要は、そうとうにお世話になった監督さんなのである。
当日、一切はしゃがず、「握手してください」みたいな余計なことも言わず、粛々とお話を聞いて、淡々とバレることができて、(あー、なにかを卒業できた!)という感慨があった。


去年公開された『あなたへ』が話題の中心、なのも良かったと思う。多義的な解釈ができるよう意識的にストーリーに隙間が多くとられた質の映画なので、「答え合わせ」にばかり神経を使わずに済むからだ。
しかしそういう、余白を楽しめる、懐の深い映画であることが、あまり世の中に伝わらなかったんじゃないか、と今更のように思っている。
もちろん、健さんの6年振りの主演作として昨夏、しっかり評判にはなった。公開中に、「高倉健スペシャル」「高倉健インタビュースペシャル」の2回に分けて放送されたNHK『プロフッショナル 仕事の流儀』も、見たひとは多いだろう。
東宝配給で興収の結果は、23.9億円。2012年度の14位の成績をあげた(映連の発表)のだから、十分なヒット作だ。ただ、ターゲットの観客層に届いた以上の波及が弱かったというか。
『鉄道員(ぽっぽや)』以来続いていた、〈健さんありき〉であることのキュウクツさが、実は『あなたへ』ではヒュッとやわらいでいて、軽みのともなう面白みがあったことを、映画好きほど見逃してしまっているのでは、と感じるのだ。


ひとことでストーリーを要約すると、『あなたへ』は、堅物の刑務官が、先だった妻が遺した謎めいたメッセージに導かれながら一人旅に出て、佐藤浩市、ビートたけし、草剛らの抱える、さまざまな人生模様と出会う話。
健さんが主人公でありつつ、一種の狂言回しとなっている点が、快い意外性と工夫だと僕はとりわけ感じた。法の側を遵守して長年生きてきた男が、道を踏み外した者たちと関わりあい、情を通じ合うことで、こなれていく。裁かないことで、どこか楽になっていく。ワケありの再婚だった妻の真意をたどる旅(ミステリーの構造になっているのが巧い)の過程で、いつしか、自分もひとの人生をつなげるメッセンジャーになっていく。
つまり、「不器用ですから」なパブリック・イメージのセルフ・パロディという洒落っ気をそっと織り込みつつ、こういう風に老いの仕舞い支度に向かえたらステキだな、と思える役を健さんにあてがうことで、ずっと主役を張り続けてきた大スターのイメージを温かくほぐしている映画なのだ。
健さんの好きな俳優、ジャン・ギャバンでいうと、ジャン・ドラノワの『首輪のない犬』に近い。老境のギャバンが演じるのは児童保護施設を経営する神父役。適度にナマグサで、時には「最近の子どもはギャング映画ばかり見たがる……」とボヤいてみせるのが楽しい映画だった。

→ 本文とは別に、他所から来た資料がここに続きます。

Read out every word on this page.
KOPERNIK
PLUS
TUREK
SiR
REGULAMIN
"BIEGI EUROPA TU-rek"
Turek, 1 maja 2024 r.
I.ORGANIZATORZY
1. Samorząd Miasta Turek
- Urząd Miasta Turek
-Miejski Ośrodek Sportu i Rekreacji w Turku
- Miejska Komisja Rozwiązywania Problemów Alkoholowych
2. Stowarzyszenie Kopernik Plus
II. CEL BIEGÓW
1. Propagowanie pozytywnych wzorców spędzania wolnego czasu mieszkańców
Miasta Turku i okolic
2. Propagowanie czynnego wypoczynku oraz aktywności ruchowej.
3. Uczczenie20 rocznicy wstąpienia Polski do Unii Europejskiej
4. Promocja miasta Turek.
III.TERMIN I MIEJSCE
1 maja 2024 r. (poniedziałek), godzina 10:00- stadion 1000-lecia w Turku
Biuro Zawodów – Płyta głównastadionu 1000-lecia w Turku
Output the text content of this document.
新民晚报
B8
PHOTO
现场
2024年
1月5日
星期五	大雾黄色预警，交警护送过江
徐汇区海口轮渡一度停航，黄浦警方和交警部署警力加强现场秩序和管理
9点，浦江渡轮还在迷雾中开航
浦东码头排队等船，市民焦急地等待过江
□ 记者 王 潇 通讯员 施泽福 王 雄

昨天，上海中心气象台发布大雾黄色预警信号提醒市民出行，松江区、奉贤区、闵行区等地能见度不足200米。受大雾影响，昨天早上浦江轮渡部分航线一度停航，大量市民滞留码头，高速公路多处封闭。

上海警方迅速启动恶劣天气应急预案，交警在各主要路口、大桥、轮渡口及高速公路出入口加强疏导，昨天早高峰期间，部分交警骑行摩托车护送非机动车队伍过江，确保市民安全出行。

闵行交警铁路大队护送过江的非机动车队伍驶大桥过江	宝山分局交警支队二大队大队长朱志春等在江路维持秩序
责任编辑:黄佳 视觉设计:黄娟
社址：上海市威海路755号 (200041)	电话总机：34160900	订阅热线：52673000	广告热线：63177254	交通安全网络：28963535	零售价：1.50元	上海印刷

降旗康男といえば、深作欣二、中島貞夫らと比べると格段にアクの弱いところが東映ではむしろ異色で、フランス映画に憧れた世代らしいモダンさが好ましくありつつ(東大ではフランス文学専攻。そういえば『あなたへ』の作りは、ジュリアン・デュヴィヴィエの『舞踏会の手帖』と似ている)、前にドンと出てくるタイプの映画監督ではなかった。
ところがこの、昔からのサラッとした淡白さと落ち着きが、力まず、辛気くさくなく老いを描くのにはピターッとハマッているのだ。降旗康男の目立たない上手さというものの魅力を、僕自身が『あなたへ』を見てかなり再認識した。

同時に、ベースにある柔らかさは、実は監督デビュー作『非行少女ヨーコ』から一貫していると気づく。
『非行少女ヨーコ』は、経済成長のレールに乗りそこなった上京の若者(緑魔子と谷隼人)が、外国へ旅立つことに再起を賭ける映画だった。
『あなたへ』とは、エネルギーが逆だけれど、旅というモチーフを通じて描きたい人間への目線は通じている。

その作風、信念について降旗が(おそらく)珍しく時間をかけて語っているインタビューは、「キネマ旬報」2012年9月上旬号で読める。聞き手=金澤誠・前野裕一/文=前野裕一。
僕が今回の仕事で、いちばんの参考にさせてもらった、すごくいい記事だ。